Jaeger-LeCoultre pays homage to Hokusai by presenting two new Reverso Tribute wristwatches

Katsushika Hokusai is a highly prolific illustrator, printmaker and ukiyo-e artist.

The Waterfall at Yoshino (All photos: Jaeger-LeCoultre)

Swiss luxury watch maker Jaeger-LeCoultre is known for consistently pushing the boundaries of horological craftsmanship. Its iconic Reverso Tribute collection has been continually reinvented with new looks and aesthetics without compromising on its identity since 1931.

The brand welcomes two latest additions to the line that pay homage to Katsushika Hokusai, a highly prolific illustrator, printmaker and ukiyo-e artist whose artworks played a key role in forming the perception of Japanese art in the West. Hokusai was celebrated for his achievements in transforming ukiyo-e’s subjects of portraiture, which for centuries had chiefly focused on courtesans and actors popular during the Edo period, into a broader style of art that highlighted landscapes, plants and animals.


The Waterfall at Ono

The new watches by Jaeger-LeCoultre drew inspiration from the Waterfall at Ono and Waterfall at Yoshino paintings, which are part of Hokusai’s woodblock print series called A Tour of the Waterfalls of the Provinces, a remarkable collection that approached the theme of falling water for the first time in ukiyo-e.

When it came to realising the timepieces, it was all about the details. The miniature artworks, which were painstakingly executed using excellent Geneva techniques, can be admired on the Reverso casebacks. A total of 80 hours of meticulous work was involved, with at least 14 layers of enamel — each fired at 800°C before the next could be applied — used.

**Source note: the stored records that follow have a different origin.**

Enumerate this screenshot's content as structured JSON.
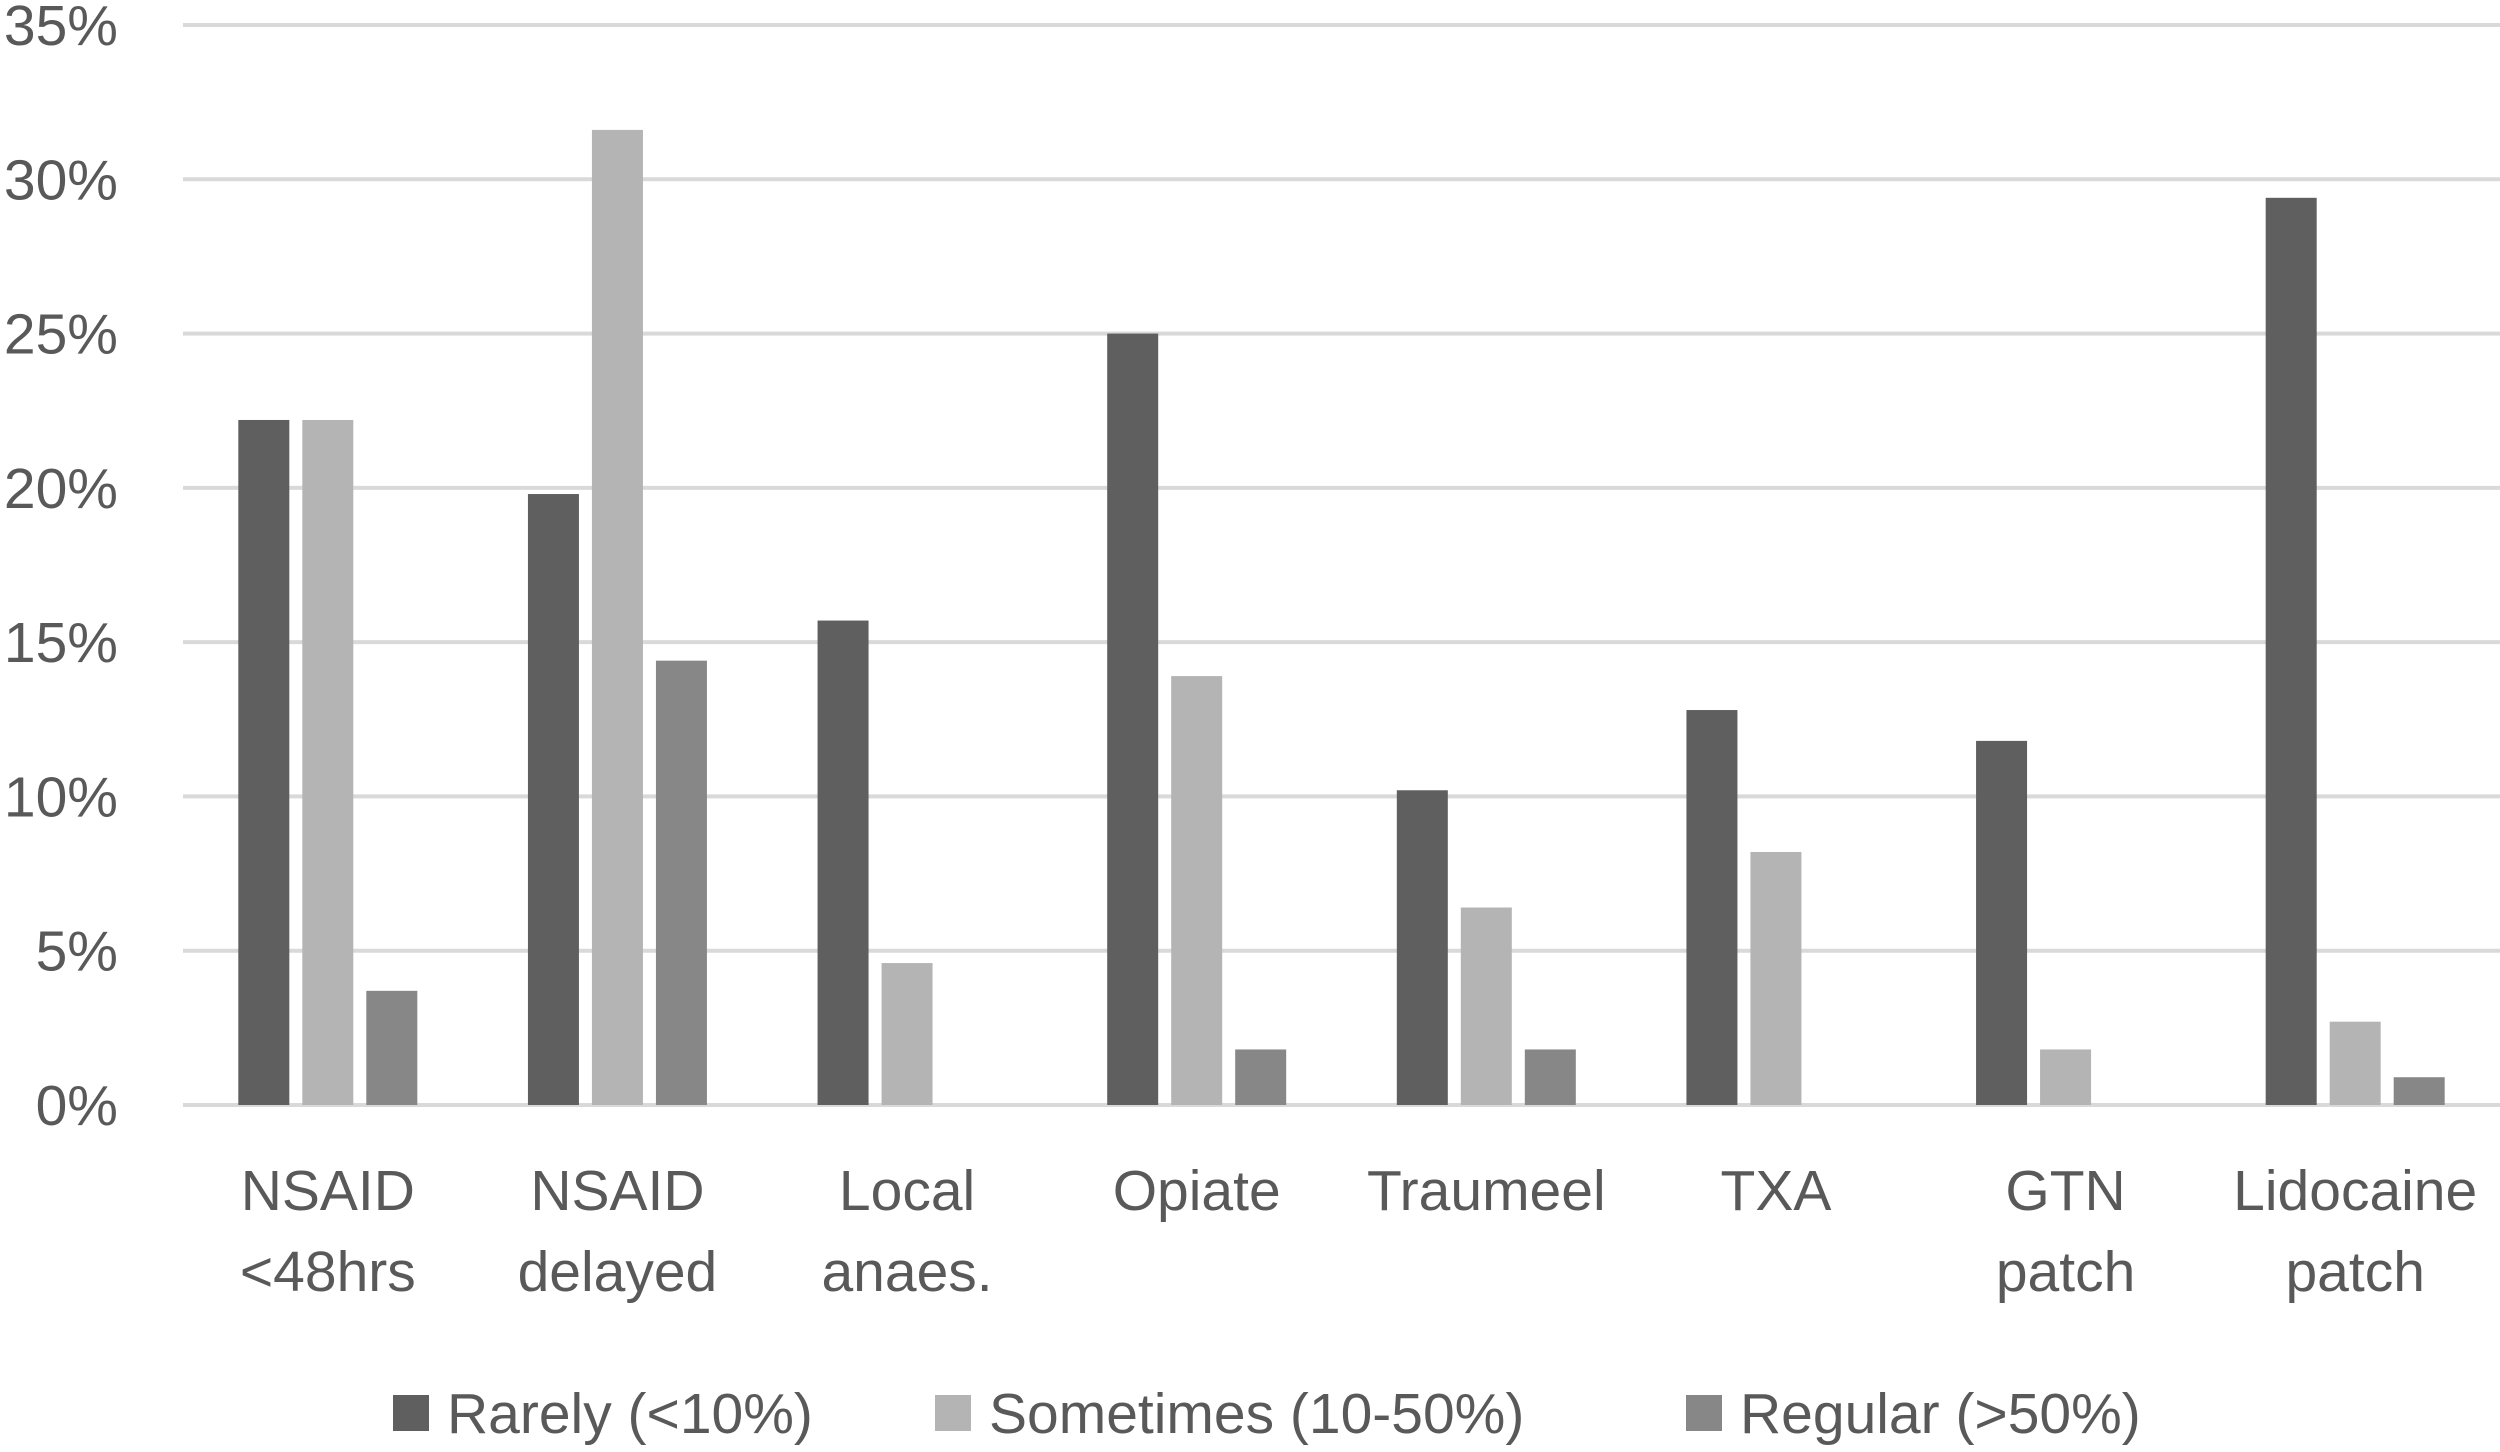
{
  "chart_data": {
    "type": "bar",
    "categories": [
      [
        "NSAID",
        "<48hrs"
      ],
      [
        "NSAID",
        "delayed"
      ],
      [
        "Local",
        "anaes."
      ],
      [
        "Opiate"
      ],
      [
        "Traumeel"
      ],
      [
        "TXA"
      ],
      [
        "GTN",
        "patch"
      ],
      [
        "Lidocaine",
        "patch"
      ]
    ],
    "series": [
      {
        "name": "Rarely (<10%)",
        "color": "#5f5f5f",
        "values": [
          22.2,
          19.8,
          15.7,
          25.0,
          10.2,
          12.8,
          11.8,
          29.4
        ]
      },
      {
        "name": "Sometimes (10-50%)",
        "color": "#b4b4b4",
        "values": [
          22.2,
          31.6,
          4.6,
          13.9,
          6.4,
          8.2,
          1.8,
          2.7
        ]
      },
      {
        "name": "Regular (>50%)",
        "color": "#878787",
        "values": [
          3.7,
          14.4,
          0,
          1.8,
          1.8,
          0,
          0,
          0.9
        ]
      }
    ],
    "yticks": [
      "0%",
      "5%",
      "10%",
      "15%",
      "20%",
      "25%",
      "30%",
      "35%"
    ],
    "ylim": [
      0,
      35
    ],
    "grid": true,
    "legend_position": "bottom",
    "title": "",
    "xlabel": "",
    "ylabel": ""
  }
}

To achieve the strong waterfall curves as pictured in the Waterfall at Yoshino, craftsmen applied a lozenge pattern comprising no fewer than 800 lines, each of which required five passages of the lathe. These breathtaking creations are a clear indication of Jaeger-LeCoultre’s admirable prowess in watchmaking and its commitment to boundless creativity.

This article first appeared on Nov 13, 2023 in The Edge Malaysia.